OpenAI built the fastest app in history to reach one billion monthly users, and it is now watching that dominance erode in real time. According to Sensor Tower’s State of AI Report for 2026, reported by TechCrunch, ChatGPT’s share of the AI assistant market fell to 46.4% by the end of May, crossing below 50% for the first time since the product launched in late 2022.
The significance of that threshold is not cosmetic. A market leader above 50% sets reference pricing, anchors integrations, and defines the default choice for enterprise procurement. One below 50% must compete on terms. That is a different business.
The runner-up positions are now meaningful. Gemini holds 27.7% of the market, with 662 million monthly users, a figure built almost entirely on Google’s distribution machine: Android preinstalls, Workspace embeds, and Search tie-ins. Anthropic’s Claude sits at 10.3% with 245 million monthly users, a smaller absolute number but arguably a sharper revenue profile. Thirteen percent of Claude’s user base pays for a subscription, a conversion rate that leads the field and suggests Anthropic is building a smaller, more monetizable base rather than chasing raw volume.
Every other assistant, including Grok, Perplexity, DeepSeek, and Meta AI, commands less than 5% individually. The top three control 89% of time spent on AI assistant apps. That concentration means the structural story is really a two-player race between OpenAI and Google, with Anthropic as the most credible third option.
Sensor Tower’s data also tracks what drives switching behavior, and the findings are more useful than any feature comparison. OpenAI’s February deal with the U.S. Department of Defense produced a measurable spike in ChatGPT uninstalls. Users did not migrate because a competitor’s model scored higher on a benchmark. They migrated because brand trust broke. That dynamic is new for this category and suggests that AI assistants, once considered purely utility products, are accumulating political and reputational surfaces that can move market share as quickly as a product release.

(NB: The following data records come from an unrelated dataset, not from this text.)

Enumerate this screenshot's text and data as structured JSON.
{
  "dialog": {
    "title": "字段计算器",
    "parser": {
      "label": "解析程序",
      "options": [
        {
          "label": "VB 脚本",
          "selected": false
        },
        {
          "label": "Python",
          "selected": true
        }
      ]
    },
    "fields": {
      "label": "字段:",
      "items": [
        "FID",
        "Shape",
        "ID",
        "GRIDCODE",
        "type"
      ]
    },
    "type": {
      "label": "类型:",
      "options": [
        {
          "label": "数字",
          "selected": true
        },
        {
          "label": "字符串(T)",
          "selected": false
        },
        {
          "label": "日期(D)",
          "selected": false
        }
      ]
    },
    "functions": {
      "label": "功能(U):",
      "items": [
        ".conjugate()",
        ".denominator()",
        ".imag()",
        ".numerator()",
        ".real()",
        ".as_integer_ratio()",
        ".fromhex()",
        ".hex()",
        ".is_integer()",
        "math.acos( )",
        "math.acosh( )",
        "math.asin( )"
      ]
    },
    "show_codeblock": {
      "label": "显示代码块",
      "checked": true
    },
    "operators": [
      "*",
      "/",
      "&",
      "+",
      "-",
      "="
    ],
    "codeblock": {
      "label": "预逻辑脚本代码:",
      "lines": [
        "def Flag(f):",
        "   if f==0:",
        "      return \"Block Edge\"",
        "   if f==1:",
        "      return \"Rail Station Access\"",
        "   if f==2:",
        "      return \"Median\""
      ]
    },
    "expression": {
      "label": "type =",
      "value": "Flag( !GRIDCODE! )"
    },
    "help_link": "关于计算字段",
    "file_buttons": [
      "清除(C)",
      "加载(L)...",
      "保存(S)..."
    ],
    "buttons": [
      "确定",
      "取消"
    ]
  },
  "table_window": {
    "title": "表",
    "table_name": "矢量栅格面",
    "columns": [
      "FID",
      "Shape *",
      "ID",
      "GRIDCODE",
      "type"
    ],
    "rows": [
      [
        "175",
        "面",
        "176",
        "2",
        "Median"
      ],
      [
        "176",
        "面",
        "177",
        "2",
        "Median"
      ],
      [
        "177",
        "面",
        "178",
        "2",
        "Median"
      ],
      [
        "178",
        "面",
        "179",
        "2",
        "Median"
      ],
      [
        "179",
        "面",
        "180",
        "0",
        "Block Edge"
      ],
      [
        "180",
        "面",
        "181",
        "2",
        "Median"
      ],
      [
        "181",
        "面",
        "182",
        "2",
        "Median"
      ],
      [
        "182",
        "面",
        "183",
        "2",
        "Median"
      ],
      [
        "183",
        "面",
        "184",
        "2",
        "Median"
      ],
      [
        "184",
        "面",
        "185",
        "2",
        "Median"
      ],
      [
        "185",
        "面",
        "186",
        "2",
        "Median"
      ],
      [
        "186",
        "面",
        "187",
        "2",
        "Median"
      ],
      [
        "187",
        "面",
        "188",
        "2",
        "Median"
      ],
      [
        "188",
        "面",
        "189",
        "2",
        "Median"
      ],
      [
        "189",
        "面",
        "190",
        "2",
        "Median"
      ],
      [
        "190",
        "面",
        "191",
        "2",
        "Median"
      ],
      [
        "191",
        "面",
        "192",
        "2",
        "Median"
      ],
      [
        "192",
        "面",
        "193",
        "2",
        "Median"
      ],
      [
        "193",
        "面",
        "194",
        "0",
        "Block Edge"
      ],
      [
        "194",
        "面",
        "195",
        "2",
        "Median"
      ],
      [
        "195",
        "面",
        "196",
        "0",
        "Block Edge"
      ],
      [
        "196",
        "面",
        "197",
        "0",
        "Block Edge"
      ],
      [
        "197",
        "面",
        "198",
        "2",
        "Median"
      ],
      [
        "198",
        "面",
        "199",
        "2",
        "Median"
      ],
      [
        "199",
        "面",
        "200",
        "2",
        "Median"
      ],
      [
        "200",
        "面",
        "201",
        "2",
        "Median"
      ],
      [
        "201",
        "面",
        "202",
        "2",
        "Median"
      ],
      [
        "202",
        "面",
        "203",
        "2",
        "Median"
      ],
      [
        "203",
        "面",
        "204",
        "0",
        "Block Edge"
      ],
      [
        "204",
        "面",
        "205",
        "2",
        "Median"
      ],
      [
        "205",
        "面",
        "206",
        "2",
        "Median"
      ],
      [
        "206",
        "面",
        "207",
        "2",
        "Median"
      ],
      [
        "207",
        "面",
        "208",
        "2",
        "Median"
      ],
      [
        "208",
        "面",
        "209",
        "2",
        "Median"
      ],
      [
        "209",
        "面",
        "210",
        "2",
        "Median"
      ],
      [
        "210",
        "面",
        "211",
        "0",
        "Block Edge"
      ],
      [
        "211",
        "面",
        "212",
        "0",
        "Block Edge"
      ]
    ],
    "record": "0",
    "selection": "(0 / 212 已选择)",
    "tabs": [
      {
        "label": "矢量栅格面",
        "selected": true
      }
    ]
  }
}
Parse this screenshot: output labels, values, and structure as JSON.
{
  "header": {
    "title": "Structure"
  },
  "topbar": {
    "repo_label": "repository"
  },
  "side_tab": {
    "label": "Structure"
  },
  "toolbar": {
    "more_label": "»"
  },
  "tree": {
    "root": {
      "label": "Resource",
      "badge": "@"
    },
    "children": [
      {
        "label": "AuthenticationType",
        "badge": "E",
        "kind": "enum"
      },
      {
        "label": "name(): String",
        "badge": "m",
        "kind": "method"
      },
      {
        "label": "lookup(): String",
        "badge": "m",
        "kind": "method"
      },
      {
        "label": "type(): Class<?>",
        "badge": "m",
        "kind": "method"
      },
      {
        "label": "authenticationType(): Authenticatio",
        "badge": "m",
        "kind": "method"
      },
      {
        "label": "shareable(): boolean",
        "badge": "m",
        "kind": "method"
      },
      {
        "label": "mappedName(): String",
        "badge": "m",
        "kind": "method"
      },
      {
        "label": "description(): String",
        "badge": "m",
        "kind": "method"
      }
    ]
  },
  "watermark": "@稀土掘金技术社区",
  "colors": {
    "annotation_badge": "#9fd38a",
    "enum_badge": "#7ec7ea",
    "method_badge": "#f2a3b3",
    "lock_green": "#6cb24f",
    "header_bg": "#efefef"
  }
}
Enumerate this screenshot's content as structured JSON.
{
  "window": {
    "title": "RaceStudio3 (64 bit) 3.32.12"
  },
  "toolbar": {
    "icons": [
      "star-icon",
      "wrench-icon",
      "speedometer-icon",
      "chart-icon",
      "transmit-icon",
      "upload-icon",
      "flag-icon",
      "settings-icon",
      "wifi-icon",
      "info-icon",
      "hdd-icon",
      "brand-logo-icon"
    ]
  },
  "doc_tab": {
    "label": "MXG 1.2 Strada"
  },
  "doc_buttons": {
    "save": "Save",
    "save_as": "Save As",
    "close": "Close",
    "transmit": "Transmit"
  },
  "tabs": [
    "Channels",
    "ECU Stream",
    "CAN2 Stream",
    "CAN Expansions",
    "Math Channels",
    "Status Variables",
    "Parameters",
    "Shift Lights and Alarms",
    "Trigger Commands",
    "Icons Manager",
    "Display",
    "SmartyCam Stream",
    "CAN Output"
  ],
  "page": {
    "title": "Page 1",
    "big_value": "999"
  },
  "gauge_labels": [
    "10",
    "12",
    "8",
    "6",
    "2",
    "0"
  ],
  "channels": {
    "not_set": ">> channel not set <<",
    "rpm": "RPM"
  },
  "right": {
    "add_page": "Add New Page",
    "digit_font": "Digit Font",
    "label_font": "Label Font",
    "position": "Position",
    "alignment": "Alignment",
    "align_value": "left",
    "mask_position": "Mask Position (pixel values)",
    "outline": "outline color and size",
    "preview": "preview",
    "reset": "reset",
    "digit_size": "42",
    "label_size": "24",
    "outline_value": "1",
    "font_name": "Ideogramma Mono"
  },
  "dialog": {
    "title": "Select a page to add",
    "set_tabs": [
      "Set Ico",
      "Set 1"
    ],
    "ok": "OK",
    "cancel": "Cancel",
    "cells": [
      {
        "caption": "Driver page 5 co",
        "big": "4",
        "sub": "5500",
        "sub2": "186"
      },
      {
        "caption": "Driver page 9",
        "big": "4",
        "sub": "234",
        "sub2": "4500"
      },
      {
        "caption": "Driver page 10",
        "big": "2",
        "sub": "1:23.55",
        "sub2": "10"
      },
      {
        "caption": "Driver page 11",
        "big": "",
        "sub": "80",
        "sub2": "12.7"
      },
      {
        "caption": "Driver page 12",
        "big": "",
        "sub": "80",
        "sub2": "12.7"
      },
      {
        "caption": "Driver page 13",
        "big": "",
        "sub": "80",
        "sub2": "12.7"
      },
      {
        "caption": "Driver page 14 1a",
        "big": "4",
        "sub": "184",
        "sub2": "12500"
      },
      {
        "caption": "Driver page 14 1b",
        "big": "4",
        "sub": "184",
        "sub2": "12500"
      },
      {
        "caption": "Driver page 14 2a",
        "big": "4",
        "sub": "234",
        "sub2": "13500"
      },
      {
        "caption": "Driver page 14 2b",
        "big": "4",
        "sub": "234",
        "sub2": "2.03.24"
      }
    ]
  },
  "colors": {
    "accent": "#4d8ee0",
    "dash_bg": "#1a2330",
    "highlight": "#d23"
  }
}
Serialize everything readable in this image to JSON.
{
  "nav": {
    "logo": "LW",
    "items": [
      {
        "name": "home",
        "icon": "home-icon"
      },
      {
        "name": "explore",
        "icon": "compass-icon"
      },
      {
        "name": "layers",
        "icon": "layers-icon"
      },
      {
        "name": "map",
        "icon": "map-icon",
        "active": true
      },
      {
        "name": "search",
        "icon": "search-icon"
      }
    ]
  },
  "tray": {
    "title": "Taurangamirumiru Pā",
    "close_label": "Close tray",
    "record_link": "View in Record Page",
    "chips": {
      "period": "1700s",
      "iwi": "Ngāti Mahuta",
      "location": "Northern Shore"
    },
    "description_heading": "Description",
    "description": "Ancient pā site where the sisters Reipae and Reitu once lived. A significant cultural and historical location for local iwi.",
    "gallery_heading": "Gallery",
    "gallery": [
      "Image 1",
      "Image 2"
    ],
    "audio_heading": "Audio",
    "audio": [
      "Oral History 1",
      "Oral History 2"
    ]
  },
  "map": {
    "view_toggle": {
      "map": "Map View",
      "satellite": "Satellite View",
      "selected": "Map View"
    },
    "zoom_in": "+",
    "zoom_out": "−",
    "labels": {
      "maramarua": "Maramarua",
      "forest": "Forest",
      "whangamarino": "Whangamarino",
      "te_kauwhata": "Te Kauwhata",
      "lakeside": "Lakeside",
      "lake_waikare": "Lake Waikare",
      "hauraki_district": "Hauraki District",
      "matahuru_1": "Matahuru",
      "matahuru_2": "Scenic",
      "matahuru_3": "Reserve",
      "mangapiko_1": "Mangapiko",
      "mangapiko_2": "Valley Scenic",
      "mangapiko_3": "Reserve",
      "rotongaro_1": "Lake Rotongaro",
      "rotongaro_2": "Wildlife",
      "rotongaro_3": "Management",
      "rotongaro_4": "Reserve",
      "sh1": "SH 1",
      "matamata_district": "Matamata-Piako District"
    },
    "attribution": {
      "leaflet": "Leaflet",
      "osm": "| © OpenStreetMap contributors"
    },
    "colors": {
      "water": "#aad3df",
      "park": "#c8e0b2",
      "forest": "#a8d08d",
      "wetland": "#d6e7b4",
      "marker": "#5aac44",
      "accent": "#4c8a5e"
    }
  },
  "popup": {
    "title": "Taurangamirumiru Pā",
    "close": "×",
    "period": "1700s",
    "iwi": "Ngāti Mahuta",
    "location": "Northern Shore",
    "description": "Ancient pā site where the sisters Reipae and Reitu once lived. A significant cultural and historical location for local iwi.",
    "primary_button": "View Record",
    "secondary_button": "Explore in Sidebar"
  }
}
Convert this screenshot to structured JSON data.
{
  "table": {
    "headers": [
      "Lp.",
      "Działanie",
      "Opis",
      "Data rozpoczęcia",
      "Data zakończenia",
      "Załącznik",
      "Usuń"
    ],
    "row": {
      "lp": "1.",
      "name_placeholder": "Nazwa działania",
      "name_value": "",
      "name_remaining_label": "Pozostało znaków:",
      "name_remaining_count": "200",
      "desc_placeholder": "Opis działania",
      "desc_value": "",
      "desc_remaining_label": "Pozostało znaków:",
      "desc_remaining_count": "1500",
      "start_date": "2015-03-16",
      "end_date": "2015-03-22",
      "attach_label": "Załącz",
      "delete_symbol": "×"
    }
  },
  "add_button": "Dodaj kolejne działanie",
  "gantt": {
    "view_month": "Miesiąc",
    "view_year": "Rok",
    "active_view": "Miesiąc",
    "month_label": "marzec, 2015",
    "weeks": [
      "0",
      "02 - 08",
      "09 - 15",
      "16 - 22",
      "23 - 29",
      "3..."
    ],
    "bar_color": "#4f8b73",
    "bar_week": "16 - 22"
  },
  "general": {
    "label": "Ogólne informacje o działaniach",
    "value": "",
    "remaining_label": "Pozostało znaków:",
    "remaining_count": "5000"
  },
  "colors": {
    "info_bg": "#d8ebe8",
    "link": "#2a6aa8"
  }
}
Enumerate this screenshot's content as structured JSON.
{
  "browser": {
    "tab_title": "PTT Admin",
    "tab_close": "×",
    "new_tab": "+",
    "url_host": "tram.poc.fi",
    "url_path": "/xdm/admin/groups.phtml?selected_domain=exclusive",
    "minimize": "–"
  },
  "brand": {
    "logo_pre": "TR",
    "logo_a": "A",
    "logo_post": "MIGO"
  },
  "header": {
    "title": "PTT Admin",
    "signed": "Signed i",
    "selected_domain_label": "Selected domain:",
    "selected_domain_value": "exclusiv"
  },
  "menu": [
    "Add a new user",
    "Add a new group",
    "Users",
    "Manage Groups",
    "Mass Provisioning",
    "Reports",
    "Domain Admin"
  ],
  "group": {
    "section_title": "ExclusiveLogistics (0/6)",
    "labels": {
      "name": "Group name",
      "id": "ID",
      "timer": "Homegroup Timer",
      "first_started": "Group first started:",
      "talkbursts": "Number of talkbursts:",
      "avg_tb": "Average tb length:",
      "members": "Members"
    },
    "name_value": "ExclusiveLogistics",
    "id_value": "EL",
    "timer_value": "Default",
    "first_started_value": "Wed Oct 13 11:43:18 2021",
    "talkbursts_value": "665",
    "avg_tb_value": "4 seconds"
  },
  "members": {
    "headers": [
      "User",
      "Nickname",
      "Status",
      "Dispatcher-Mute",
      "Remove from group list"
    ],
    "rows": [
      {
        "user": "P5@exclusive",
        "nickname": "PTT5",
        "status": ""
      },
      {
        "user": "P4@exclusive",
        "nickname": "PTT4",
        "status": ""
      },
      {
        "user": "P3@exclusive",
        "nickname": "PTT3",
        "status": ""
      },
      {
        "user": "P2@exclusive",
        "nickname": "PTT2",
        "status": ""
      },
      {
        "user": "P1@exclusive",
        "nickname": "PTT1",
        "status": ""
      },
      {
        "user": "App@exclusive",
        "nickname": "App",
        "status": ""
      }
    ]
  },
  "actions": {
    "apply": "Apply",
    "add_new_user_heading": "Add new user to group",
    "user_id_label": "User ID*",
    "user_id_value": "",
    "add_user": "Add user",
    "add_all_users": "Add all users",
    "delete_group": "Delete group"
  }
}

The spending numbers add a further complication for OpenAI. Users are on pace to spend roughly 4.2 billion dollars on AI apps in the first half of 2026, up from 1.83 billion in the same period last year. That is real monetization traction across the industry. But both download and spend growth rates are decelerating, which points to a market entering a consolidation phase rather than a pure growth phase. OpenAI, facing that consolidation with a retreating share number, has begun scaling ads inside ChatGPT. By May, 17% of daily users were being served ads, with software and shopping as the leading advertiser categories. The company is building a media business on top of an assistant product at exactly the moment its assistant monopoly is ending.
Asia, which leads the world in total AI app downloads, recorded a 3.3% download decline in Q1 2026, driven by drops in China and India. That matters because Asia’s monetization per user trails North America and Europe significantly. If the high-spending regions are where margin gets built, and if those regions are where Gemini and Claude are gaining fastest, OpenAI’s advertising pivot may be addressing the wrong problem.
The 46.4% figure is a single data point, not a trend verdict. ChatGPT still has more than twice the monthly users of its nearest competitor. But the structural conditions that produced near-monopoly share, a two-year head start and no credible alternative, are gone. Builders evaluating which assistant API to anchor their products to in the next procurement cycle should treat this number as confirmation that the default assumption has changed.
Reported by TechCrunch on 2026-06-16.